EUROPE - The European Commission has proposed a new directive addressing transparency, competition and securities trading which could allow investment firms to operate across the European Union effectively. The move would replace legislation dating back to 1993.

Says internal market commissioner Frits Bolkestein in remarks posted to the EU website: “If we want a true internal market in financial services, we need investors large and small to be able to invest across borders easily and with confidence.

“That in turn means we need investment firms to be able to work anywhere in the EU, under supervision rigorous enough to weed out the cheats and charlatans, and flexible enough to liberate reputable operators from the headache of 15 different sets of regulations.

“What is more, we need to increase liquidity, make European markets more competitive and raise overall investment by helping people to trade securities at maximum efficiency and at minimum cost. That means making the most of new ways of trading."

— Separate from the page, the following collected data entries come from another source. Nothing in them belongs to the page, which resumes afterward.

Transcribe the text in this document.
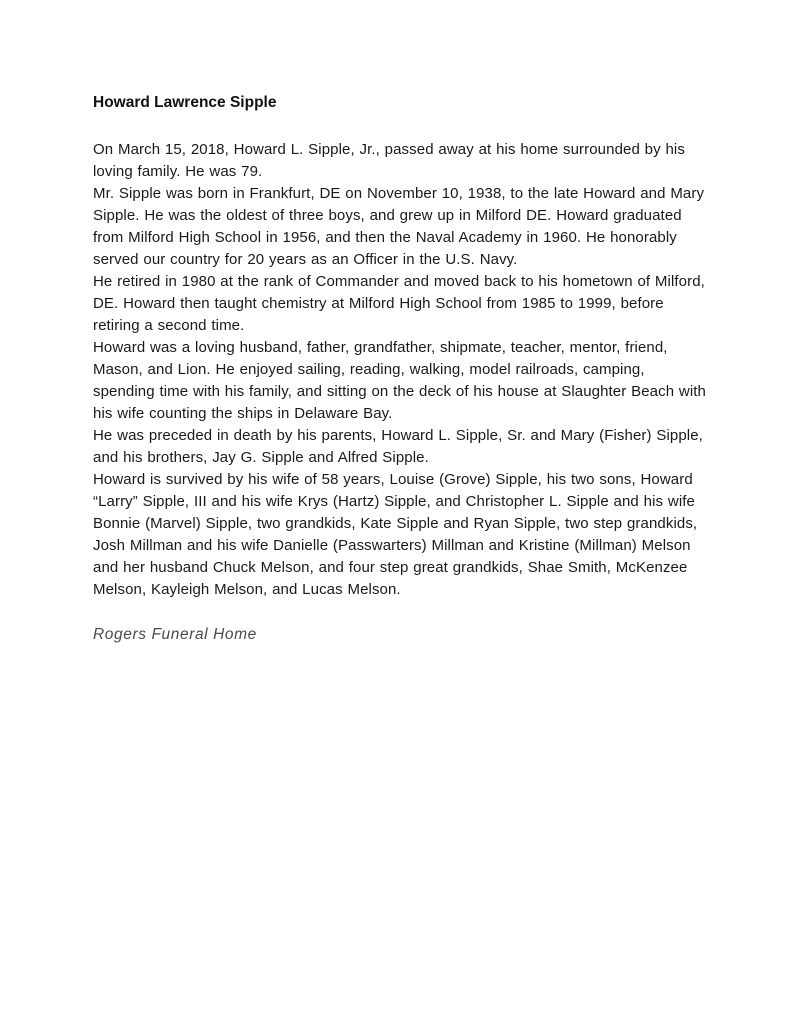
Howard Lawrence Sipple

On March 15, 2018, Howard L. Sipple, Jr., passed away at his home surrounded by his loving family. He was 79.

Mr. Sipple was born in Frankfurt, DE on November 10, 1938, to the late Howard and Mary Sipple. He was the oldest of three boys, and grew up in Milford DE. Howard graduated from Milford High School in 1956, and then the Naval Academy in 1960. He honorably served our country for 20 years as an Officer in the U.S. Navy.

He retired in 1980 at the rank of Commander and moved back to his hometown of Milford, DE. Howard then taught chemistry at Milford High School from 1985 to 1999, before retiring a second time.

Howard was a loving husband, father, grandfather, shipmate, teacher, mentor, friend, Mason, and Lion. He enjoyed sailing, reading, walking, model railroads, camping, spending time with his family, and sitting on the deck of his house at Slaughter Beach with his wife counting the ships in Delaware Bay.

He was preceded in death by his parents, Howard L. Sipple, Sr. and Mary (Fisher) Sipple, and his brothers, Jay G. Sipple and Alfred Sipple.

Howard is survived by his wife of 58 years, Louise (Grove) Sipple, his two sons, Howard “Larry” Sipple, III and his wife Krys (Hartz) Sipple, and Christopher L. Sipple and his wife Bonnie (Marvel) Sipple, two grandkids, Kate Sipple and Ryan Sipple, two step grandkids, Josh Millman and his wife Danielle (Passwarters) Millman and Kristine (Millman) Melson and her husband Chuck Melson, and four step great grandkids, Shae Smith, McKenzee Melson, Kayleigh Melson, and Lucas Melson.

Rogers Funeral Home
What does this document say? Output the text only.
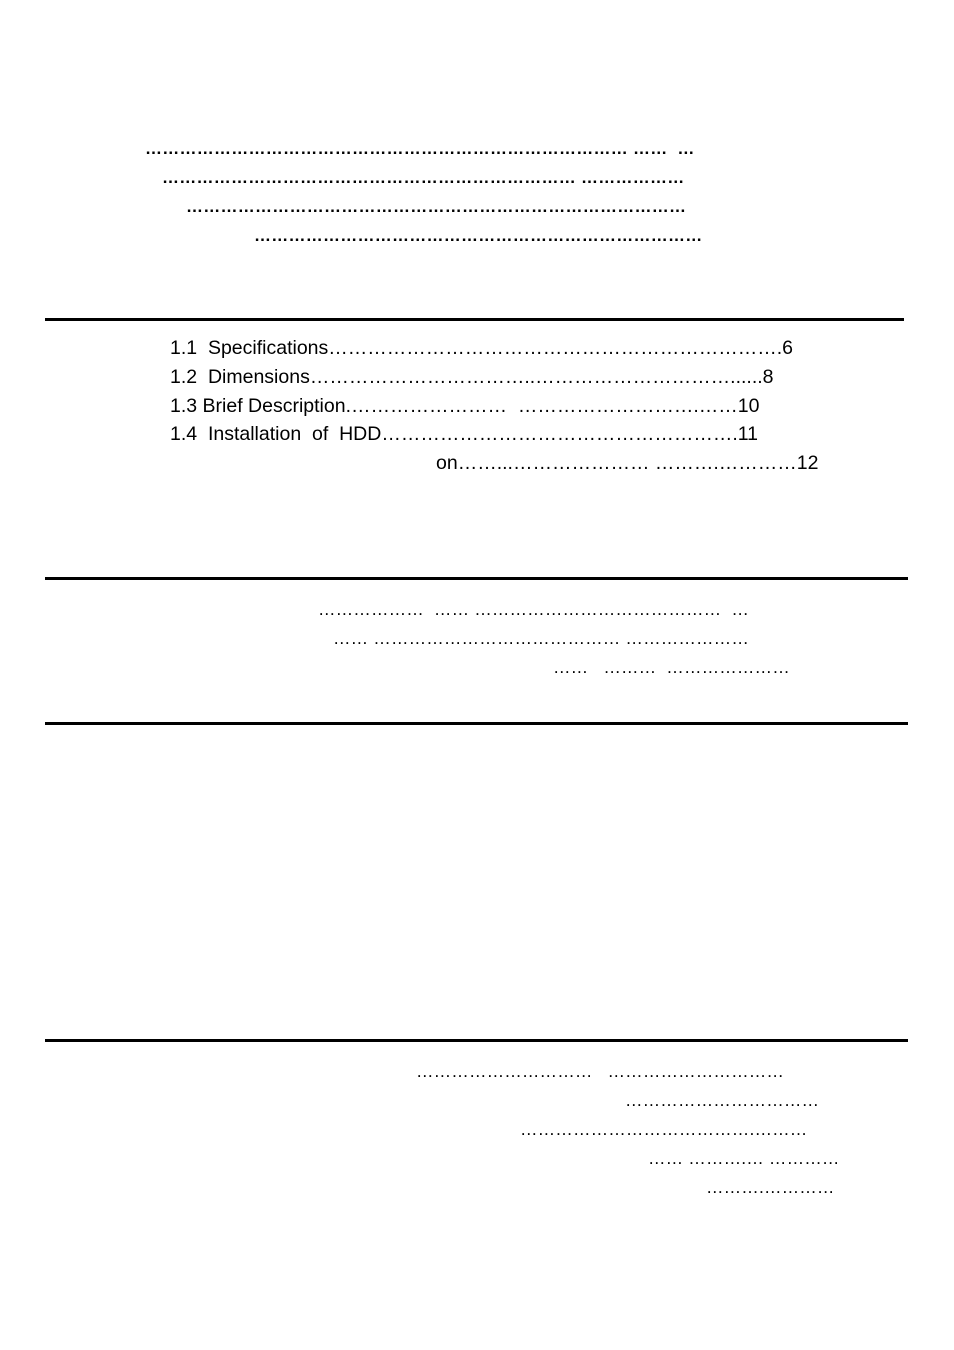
………………………………………………………………………… ……  …
……………………………………………………………… ………………
……………………………………………………………………………
……………………………………………………………………
1.1  Specifications…………………………………………………………….6
1.2  Dimensions……………………………..…………………………......8
1.3 Brief Description.……………………  ……………………….……10
1.4  Installation  of  HDD……………………………………………….11
on……...………………… ……….…………12
………………  …… ……………………………………  …
…… …………………………………… …………………
……   ………  …………………
…………………………   …………………………
……………………………
………………………………….………
…… ……….… …………
……….…………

Structural changes in EU financial markets, such as greater participation of retail investors, increased competition between exchanges and trading systems, and the growth of cross-border equity transactions, have made new legislation necessary, the Commission says.

The current directive is not seen as being robust enough in practice to ensure investment firms can operate EU-wide on the basis of approval in their home country.

By reinforcing and extending the principle that authorised and supervised firms should have the right to operate anywhere in the EU, it is hoped that the new proposal will enhance the practical application of the “single passport” for investment firms.

In terms of regulatory conditions, the proposed new directive seeks to update and harmonise the disciplines that “investment firms must respect when acting on behalf of their clients”. These regulations tackle areas such as: conduct of business; handling clients’ orders, managing conflicts of interest, transparency, and execution.

The directive would also broaden the range of investment services for which authorisation is required. Investment advice, financial analysis and research would be subject to provisions regarding conflicts of interest and conduct of business.

Comments Robin Clark, acting secretary general for the European Asset Management Association: “to date, in European single market terms, the European Commission, although effective in introducing regulations, has not been effective in ensuring that these regulations are complied with by all member states. “

Clark, however, is confident about the new proposal. “The new director general of the Internal Markets Directorate at the European Commission, Alexander Schaub, seems more in tune with enforcing compliance - having come from the competition directorate - and the Commission will most likely be more pro-active in the future."

The new proposal follows two periods of extensive consultation, including an open hearing in Brussels in April this year. The proposal will now be forwarded to the European Parliament and the EU’s Council of Ministers for adoption under the so-called co-decision procedure.